と言うことで、2時間あまり電話をかけ続けて予約してもらった、北海道 食べログ第1位の鮨屋に、万札を握りしめて訪れた。席数は僅かに7席。おきまりが1種類のみ。飲み物はアラカルトと、メニューに合わせてお酒を出してもらえる方式が有る。一緒に行ったのが、飲む人間なのでお酒は店にお任せして出してもらう方式にした。絶対その方が安くなる確信。

我々以外は、年輩の夫婦、同伴ぽい紳士とお姉ちゃん、そして今回初一人旅なんですよと意味の分からないアピールをするITベンチャー社長(こういう人は訊きもしないのに、素性を明かす)


感想。とても、とても感心した。どの品も考え抜かれている、なんとなく出されるものが一品として無い。魚は二部制の提供時間に合わせて仕込まれ、食べる瞬間に最も良いコンディションになるように仕上がっている。高いネタを出して凄いでしょう、では無い。例えば、抱いた卵が半熟になるように火を通し、これをソースとして食べさせる蝦蛄。その処理は、卵を身につけたままで、背に一筋入れた包丁目から、トロッとした橙色の卵が覗く。鮨に限らず、卵をそんな風に扱った料理を、僕は一度として食べたことが無い。既存の調理法に縛られない、ゼロから考える料理の凄み。鮮度が落ちた蝦蛄では作れないから仕入れは時間単位での勝負だと言っていた。

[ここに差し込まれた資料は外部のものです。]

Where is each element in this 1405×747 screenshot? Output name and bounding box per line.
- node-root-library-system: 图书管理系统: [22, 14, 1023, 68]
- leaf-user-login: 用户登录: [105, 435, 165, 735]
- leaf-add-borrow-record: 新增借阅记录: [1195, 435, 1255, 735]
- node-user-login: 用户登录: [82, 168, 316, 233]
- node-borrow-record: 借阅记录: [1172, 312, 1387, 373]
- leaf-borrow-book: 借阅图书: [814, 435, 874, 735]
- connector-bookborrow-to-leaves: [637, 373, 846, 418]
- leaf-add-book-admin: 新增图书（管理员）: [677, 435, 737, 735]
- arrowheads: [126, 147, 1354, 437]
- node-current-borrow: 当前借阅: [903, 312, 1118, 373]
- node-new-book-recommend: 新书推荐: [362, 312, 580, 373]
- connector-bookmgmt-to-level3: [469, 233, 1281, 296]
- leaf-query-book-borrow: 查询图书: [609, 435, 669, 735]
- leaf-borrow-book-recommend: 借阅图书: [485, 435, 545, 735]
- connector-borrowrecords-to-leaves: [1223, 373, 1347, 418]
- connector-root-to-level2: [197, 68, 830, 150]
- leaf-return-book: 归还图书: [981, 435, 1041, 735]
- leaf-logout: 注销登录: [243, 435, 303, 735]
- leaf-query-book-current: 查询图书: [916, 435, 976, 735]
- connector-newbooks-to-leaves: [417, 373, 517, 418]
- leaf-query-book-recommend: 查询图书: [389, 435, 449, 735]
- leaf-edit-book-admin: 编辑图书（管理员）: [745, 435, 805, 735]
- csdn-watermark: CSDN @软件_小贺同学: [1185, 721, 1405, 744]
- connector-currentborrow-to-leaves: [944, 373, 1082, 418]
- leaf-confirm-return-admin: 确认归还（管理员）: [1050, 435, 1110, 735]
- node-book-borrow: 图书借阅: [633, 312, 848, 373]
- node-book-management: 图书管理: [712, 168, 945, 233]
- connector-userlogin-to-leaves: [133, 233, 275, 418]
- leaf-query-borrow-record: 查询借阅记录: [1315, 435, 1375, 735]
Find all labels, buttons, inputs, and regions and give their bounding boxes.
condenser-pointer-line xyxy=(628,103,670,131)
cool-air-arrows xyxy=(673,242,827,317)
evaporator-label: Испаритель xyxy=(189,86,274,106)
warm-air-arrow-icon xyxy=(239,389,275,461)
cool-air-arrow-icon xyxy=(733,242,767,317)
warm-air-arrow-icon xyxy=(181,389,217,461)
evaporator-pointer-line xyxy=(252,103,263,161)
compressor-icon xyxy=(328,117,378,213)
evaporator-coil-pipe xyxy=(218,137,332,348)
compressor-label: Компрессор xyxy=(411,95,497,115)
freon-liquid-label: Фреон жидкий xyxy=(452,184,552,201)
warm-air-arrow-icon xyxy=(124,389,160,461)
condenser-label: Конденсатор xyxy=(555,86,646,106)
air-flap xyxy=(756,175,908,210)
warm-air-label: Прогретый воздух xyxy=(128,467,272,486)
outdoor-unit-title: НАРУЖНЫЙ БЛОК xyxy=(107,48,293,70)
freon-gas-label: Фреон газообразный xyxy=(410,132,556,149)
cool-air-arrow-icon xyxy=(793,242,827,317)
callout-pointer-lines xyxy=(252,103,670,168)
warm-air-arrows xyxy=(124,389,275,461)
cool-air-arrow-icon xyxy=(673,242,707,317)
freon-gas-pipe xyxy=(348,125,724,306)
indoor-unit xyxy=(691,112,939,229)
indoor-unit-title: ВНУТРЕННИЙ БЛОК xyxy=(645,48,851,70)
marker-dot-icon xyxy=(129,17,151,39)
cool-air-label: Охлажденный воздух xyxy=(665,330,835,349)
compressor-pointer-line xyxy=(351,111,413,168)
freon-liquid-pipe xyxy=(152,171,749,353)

店主は鮨屋の大将、という雰囲気では無い。洗練された風貌もあるが、所作から語り口から、よく考えてる、よく出来る、という感じが凄く伝わってくる。提供している各々の品物について、質問すれば幾らでもロジックをもって返してくる、それ程に考え抜いて、試している。かといって、気難しくも無く、客あしらいは巧い。ともすれば、無粋なマウンティングに走ってしまう一見の客も上手くいなして、まさに飲食店の鏡。


もう一つ。板場には、年輩の職人がアシスタントとして付いている。丁寧に下ごしらえのサポートをして、店主の仕事を実によく助けている。これだけの才能のある若者につくのは、どんな心境なのか。なんて、と思っていたら、実は先代に当たる店主のお父さんだそう。父親の代の時は、普通の街場の鮨屋だった店を、ここまでの有名店にした息子の才能と努力。親子との呼吸の合い方。父親の店の譲り方の鮮やかさに、また別の意味で感嘆した。

※料理に合わせる方を選ぶと、お酒はなんと一貫ごとに違うものを出してくれる。値段は時価になるが、内容を考えると納得がいく。